Leg One of this Perth to Broome road trip will be a tough act to follow. Perth is an incredible destination in itself, where you’ll need several days to just scratch the surface of what it has to offer. After that, it only gets better as you visit caves, koalas, and sand dunes along the coast before arriving at one of Australia’s best attractions - The Pinnacles. The small town of Cervantes adds a few more iconic experiences to the list along the coast before finally turning in and heading inland, ready for the next adventure.
It can be tough to describe Perth. It’s the bustling capital of Western Australia, a place of immense beauty and history, a city blooming with greenery and advancing with the times, and a beachside resort that makes time fly like jet planes - all at once. First, get your bearings with a stroll through Kings Park and its Botanic Gardens. More than 6 million people visit this park every year, and it’s one of the largest inner city green spaces in the world. Then, get amongst the nightlife at Perth’s collection of small wine and tapas bars that have been cropping up around the city in recent years and adding a vibrant buzz to the town. Relax on the sand for a day or two by soaking up the sun at iconic locations such as Cottesloe Beach, then get out of the city and visit historic Fremantle for its reminders of the colonial days such as the Fremantle Prison and the Old Courthouse. Of course, you could pass several days alone on Rottnest Island, where you can spend more time on beaches, dive around shipwrecks and meet Western Australia’s cutest residents - the quokkas. You can even drive a little inland to Swan Valley where there are 40 wineries awaiting you and your tastebuds. Perth is certainly not a city you want to rush, so make sure you give yourselves a good amount of time here (and then some) before moving on.
Yanchep National Park
The drive from Perth to Yanchep National Park is a gorgeous one heading north up the coast starting off on State Route 2. This park is known for three things; bushland, caves, and koalas. There are more than 400 caves in the park altogether, but the most well known and accessible ones are the Yonderup Cave, Crystal Cave, and Cabaret Cave. You can also learn more about Western Australian history when you visit the Wangi Mia meeting place, a significant site for the Nyoongar aboriginal peoples. For nature fans, get out your binoculars and get ready to spot a variety of birds throughout the park. You can also take a wander at sunrise or sunset when the kangaroos are most active, or stroll along the 240-metre koala boardwalk to see these fuzzy, cuddly creatures in their native environment. On top of all this, the park offers endless hiking trails, as well as barbeque facilities and countless picnic spots.
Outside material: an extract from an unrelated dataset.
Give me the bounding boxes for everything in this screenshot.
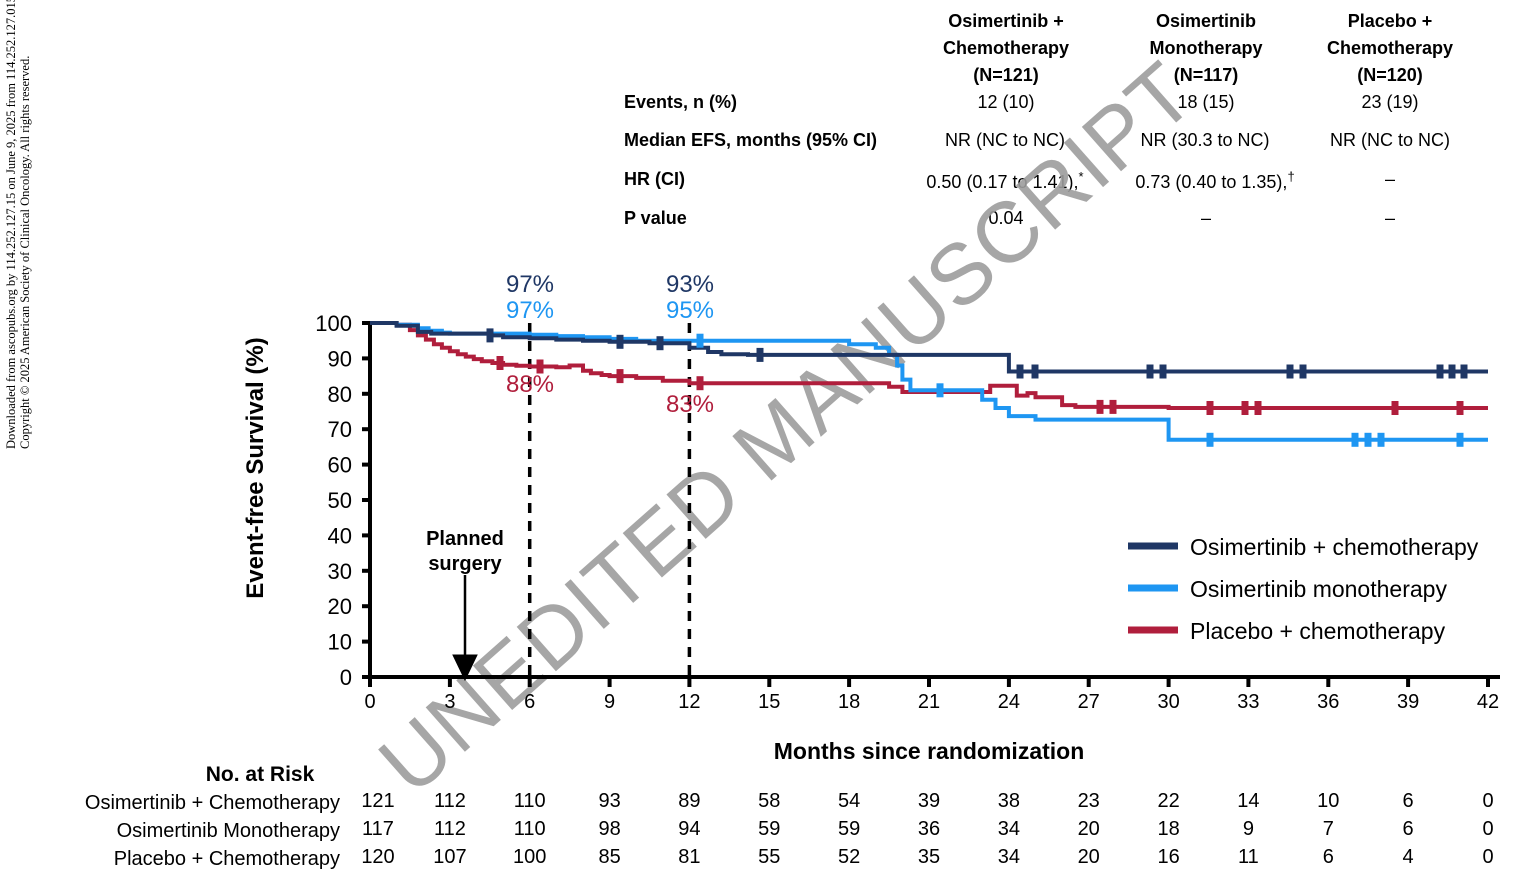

Only a little further up the coast is the small fishing town of Lancelin, which has made a name for itself on the international stage thanks to its surfing, sand dunes and lobsters. There are 14 shipwrecks along the coast in this area to attract the divers, and the town is the location of Australia’s biggest annual windsurfing event thanks to its perfect wind and surf conditions. On the other side of the town wait immense white sand dunes, which are best enjoyed on top of a hired board from town as you try your hand (and feet) at sandboarding. That said, you can also take to them in a 4WD or simply bring a picnic to enjoy the views. Of course, the beach at Lancelin Bay is a must-see, and once you’ve seen it, you’ll likely decide it’s a must-do, too.
Nambung National Park
Continue following Route 60 along this scenic drive up the coast, and you’ll come to Nambung National Park - one of the biggest highlights of your entire Perth to Broome motorhome itinerary. This park is largely known for one thing and one thing only: The Pinnacles. Almost 200,000 people come from all over Australia and the world to see these formations every year. The pinnacles are giant limestone spires, some as tall as several metres, others only knee-height. There are thousands of them scattered across the desert like a giant, living art project of the world. You can visit the discovery centre to learn more about how they were formed, and you should certainly wait until sunset to get a view of these epic pillars as they light up in a mesmerising orange and red extravaganza. While you wait, spend time in the water swimming, surfing or snorkelling, or wander the land along hiking tracks as you look out for emus and galahs. If you’re there during spring, you’ll also get to see the resplendent wildflowers that grow in abundance throughout the national park.
Cervantes, a small town along the coast to the north of The Pinnacles, has several of its own wonderful attractions. For starters, it’s the perfect place to try the lobster that the western coast of Australia is known for. The Lobster Shack is the stuff of legend, as you can jump aboard the ‘Shack Attack’ boat for the full fisherman experience before heading back to the factory to see how they package and post live lobster to locations all over the world. Naturally, it’s also where you can taste this oceanic delicacy. Another of Cervantes’ attractions is Lake Thetis, only a kilometre from the centre of town. The lake is one of the few places on earth where you can find ‘living fossils’ (stromatolites), which you can easily see during drier months when the water level is at its lowest. Be sure to take the 1.5-kilometre walking route around the lake to fully appreciate the beauty and history of this stunning attraction.
After continuing through a handful of small coastal towns (keep an eye out for Dongara’s giant crayfish along the way) you’ll arrive in Geraldton.